Adaptive Fuzzy Integral Sliding Mode Control Application to the Launch Vehicle’s Orbital Injection Problem

This paper presents an application of adaptive fuzzy integral sliding mode control to the longitudinal attitude tracking problem of satellite launch vehicles. A direct adaptive Fuzzy control law is set to be the equivalent part in the sliding mode control expression. This equivalent part strives to imitate a perfect feedback linearization of the vehicle’s longitudinal attitude dynamics by approximating the unknown functions in the vehicle s model. The singleton control action of the fuzzy control law is set to be an adjustable parameter, and the adaptive mechanism is augmented to tune this parameter with respect to the changing environment in order to reduce the residual error between fuzzy control and feedback linearization control.
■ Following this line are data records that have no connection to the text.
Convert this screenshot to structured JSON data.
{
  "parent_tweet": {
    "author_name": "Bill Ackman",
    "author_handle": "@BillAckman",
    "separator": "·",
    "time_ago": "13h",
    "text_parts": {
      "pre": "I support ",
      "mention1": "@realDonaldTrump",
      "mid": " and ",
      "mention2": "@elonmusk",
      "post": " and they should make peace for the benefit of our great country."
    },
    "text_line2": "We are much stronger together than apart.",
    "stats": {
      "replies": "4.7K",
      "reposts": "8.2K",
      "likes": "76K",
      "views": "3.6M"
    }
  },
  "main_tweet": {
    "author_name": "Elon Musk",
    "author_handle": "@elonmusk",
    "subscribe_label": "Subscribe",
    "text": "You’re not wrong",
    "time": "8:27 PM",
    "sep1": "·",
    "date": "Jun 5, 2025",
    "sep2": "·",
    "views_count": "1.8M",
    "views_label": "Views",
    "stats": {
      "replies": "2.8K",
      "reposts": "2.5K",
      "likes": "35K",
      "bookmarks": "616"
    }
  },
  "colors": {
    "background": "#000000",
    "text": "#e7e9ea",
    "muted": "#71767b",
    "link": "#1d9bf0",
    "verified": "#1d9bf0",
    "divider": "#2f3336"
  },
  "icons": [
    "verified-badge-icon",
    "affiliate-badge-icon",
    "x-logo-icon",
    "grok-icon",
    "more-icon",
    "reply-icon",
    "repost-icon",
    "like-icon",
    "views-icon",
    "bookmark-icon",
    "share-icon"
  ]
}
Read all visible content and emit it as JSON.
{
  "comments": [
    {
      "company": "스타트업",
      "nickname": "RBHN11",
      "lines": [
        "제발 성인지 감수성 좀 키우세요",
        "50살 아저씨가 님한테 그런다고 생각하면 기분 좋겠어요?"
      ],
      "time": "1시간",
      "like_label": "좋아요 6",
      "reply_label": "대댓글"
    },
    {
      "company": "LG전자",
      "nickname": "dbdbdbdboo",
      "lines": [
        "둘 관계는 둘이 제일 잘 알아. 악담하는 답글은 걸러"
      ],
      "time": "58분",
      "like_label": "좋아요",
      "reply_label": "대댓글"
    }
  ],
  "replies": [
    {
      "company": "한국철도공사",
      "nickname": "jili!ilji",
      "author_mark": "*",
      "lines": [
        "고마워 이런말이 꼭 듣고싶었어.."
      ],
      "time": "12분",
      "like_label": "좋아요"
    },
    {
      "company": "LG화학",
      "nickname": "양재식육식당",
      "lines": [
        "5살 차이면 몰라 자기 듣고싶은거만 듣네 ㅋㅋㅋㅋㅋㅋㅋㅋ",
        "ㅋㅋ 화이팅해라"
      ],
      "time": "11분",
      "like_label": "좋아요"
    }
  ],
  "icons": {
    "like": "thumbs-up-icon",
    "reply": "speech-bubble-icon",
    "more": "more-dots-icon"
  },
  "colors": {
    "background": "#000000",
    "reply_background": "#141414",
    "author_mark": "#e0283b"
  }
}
The adaptation mechanism is designed based on Lyapunov principle, and it guarantees asymptotic stability of the closed loop system. The reaching (switching) part of the sliding mode control law attempts to constrain the system’s state to remain on the sliding surface. An external guidance loop is designed to reshape the reference attitude profile online in order to attain desired orbital altitude and injection angle. To analyze the controlled ascent flight trajectory, a nonlinear 3 Degrees of Freedom numerical simulation model is developed for a four stage Launch Vehicle, and performance evaluation of the proposed control system is conducted on the model in the presence of model parametric uncertainties and external disturbances.